Maison

La graisse de la voiture et les lumières fluorescentes grossières et peu flatteuses du garage peignaient Hazel sous une lumière très peu flatteuse, dans son débardeur gris crasseux, avec un string à carreaux dépassant du haut de ses jeans taille basse tout en lambeaux, à ses pieds nus posés sur le sol en béton du garage tandis qu'elle se tenait debout, claquant sous le capot de la voiture. Ses longues tresses étaient lâchement attachées en arrière avec un bandana jaune, couvert de smileys.

Hazel était tellement concentrée sur ce qu'elle faisait qu'elle n'entendit pas la porte de la maison s'ouvrir jusqu'à ce que le battement de cœur d'Issandra, marqué par l'anxiété, devienne une odeur écœurante et parfumée au dos de sa langue, faisant presser ses crocs contre ses gencives. Sortant de derrière le capot de la voiture, une clé à molette à la main, Hazel salua. « Hé bébé, bienvenue à la maison »,

« Tu as de l’huile partout sur ta chemise. »

« Hein, regarde ça, je suppose que c'est mon t-shirt pour réparer les voitures, ou peut-être pour peindre. Heureusement que j'ai plus d'un réservoir gris. »

« Ouais, c’est une bonne chose. »

Hazel sourit maladroitement. « Quoi ? Pourquoi me regardes-tu comme ça ? »

« Tu es beau, tout en sueur et couvert d’huile de voiture. »

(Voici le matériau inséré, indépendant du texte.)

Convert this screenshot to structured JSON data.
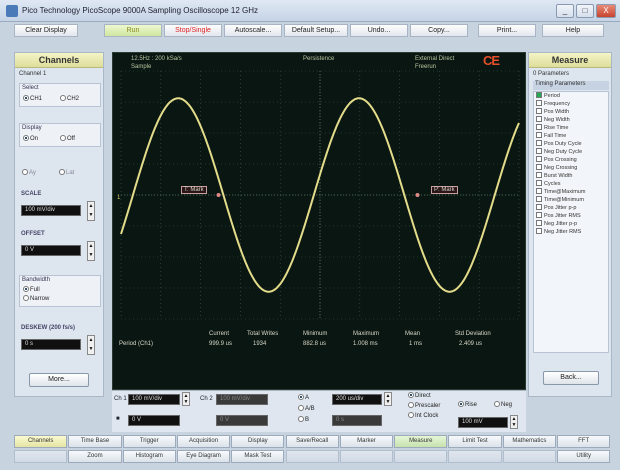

« Est-ce que je le fais ? » Hazel s’approcha et jeta la clé dans une boîte à outils à proximité.

« Mmmmm… »

Issandra descendit d'un pas pour entrer également dans le garage, regarda les lèvres d'Hazel et remarqua comment le vampire, couvert d'huile, prenait une profonde inspiration.

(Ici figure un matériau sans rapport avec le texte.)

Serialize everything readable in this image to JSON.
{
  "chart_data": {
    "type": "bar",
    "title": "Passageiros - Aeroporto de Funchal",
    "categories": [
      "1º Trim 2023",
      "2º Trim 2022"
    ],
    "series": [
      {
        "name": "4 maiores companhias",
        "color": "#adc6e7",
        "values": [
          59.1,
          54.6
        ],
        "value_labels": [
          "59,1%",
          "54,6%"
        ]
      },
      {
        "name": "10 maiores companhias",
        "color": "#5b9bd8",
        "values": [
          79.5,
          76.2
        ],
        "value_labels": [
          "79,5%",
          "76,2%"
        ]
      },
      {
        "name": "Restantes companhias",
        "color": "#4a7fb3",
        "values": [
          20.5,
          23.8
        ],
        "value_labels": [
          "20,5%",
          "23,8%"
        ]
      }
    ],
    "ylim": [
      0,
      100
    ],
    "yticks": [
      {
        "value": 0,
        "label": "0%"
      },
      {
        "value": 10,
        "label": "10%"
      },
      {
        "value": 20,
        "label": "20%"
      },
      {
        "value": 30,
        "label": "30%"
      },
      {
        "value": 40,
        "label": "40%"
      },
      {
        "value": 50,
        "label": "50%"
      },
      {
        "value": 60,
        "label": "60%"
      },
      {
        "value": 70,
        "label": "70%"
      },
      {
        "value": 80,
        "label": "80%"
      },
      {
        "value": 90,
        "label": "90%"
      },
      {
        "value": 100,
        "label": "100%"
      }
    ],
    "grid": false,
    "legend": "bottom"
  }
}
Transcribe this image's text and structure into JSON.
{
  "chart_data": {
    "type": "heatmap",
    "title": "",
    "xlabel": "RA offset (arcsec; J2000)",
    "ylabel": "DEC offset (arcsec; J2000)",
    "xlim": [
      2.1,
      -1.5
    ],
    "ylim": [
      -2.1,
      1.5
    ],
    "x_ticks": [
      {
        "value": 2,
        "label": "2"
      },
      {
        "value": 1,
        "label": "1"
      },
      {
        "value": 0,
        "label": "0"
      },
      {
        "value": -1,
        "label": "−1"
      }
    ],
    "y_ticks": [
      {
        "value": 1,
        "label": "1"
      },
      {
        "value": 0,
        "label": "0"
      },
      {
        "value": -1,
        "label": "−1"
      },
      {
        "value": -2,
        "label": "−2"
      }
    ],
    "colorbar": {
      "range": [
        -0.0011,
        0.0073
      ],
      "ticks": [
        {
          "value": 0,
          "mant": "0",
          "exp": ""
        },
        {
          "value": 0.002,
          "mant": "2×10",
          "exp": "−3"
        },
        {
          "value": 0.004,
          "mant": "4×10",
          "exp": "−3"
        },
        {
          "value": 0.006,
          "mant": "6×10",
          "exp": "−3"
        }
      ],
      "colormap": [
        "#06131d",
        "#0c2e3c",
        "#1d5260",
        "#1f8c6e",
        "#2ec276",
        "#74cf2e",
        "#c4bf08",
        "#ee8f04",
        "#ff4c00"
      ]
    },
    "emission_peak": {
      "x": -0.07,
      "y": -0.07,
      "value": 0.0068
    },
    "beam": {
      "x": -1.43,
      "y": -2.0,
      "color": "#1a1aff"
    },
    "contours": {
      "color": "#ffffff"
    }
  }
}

« Je devrais t'embrasser pour t'accueillir à la maison », murmura Hazel, comprenant ce regard désinvolte.

« Tu devrais absolument », répondit Issandra

Une fois le baiser commencé, le goût du cœur d'Issandra devint plus fort et de plus en plus tentant. Hazel rompit le baiser, mais laissa leurs lèvres rester proches tout en se séparant.

« Tu n'as pas besoin de te retenir, Haze. »

« Je ne veux pas te faire de mal… »

Issandra sourit : « Oui, tu le fais. Mais ce n'est pas grave… Je le veux, toi le majestueux vampire. Alors ne te retiens pas et nourris-toi de ton loup. J'ai travaillé toute la journée pour ces stupides humains, s'il te plaît, inonde mon esprit et mon corps de ton pouvoir… Je ne veux plus penser ou prétendre être une personne. Je suis chez moi en sécurité et je suis avec toi. Laisse-moi être en toi… »

« Issa… »

« Alimentation… »

La seconde suivante, des crocs étaient dans la peau pâle et du sang coulait dans la caverne sombre de la bouche du vampire. Et la main du loup agrippa l'épaule puissante du vampire. Les yeux d'Issandra se remplirent de larmes, son esprit se vidant sous la puissance de la morsure.

« Oui… merci… merci… » dit-elle en prononçant ses louanges et sa gratitude avant que sa bouche ne se relâche.

L'esprit vide et la vie s'écoulant vers son amant vampire. C'était le moyen idéal pour décompresser après une longue journée de travail. C'était chez elle. L'esprit vide, le corps en sécurité et maintenu, et la vie et les soucis s'écoulaient. Chaque douleur du monde qu'elle portait sur ses épaules s'évanouissait.

Ce. Était. À la maison.

Sous ses crocs, dans ses bras. C'était le seul foyer qu'Issandra désirait.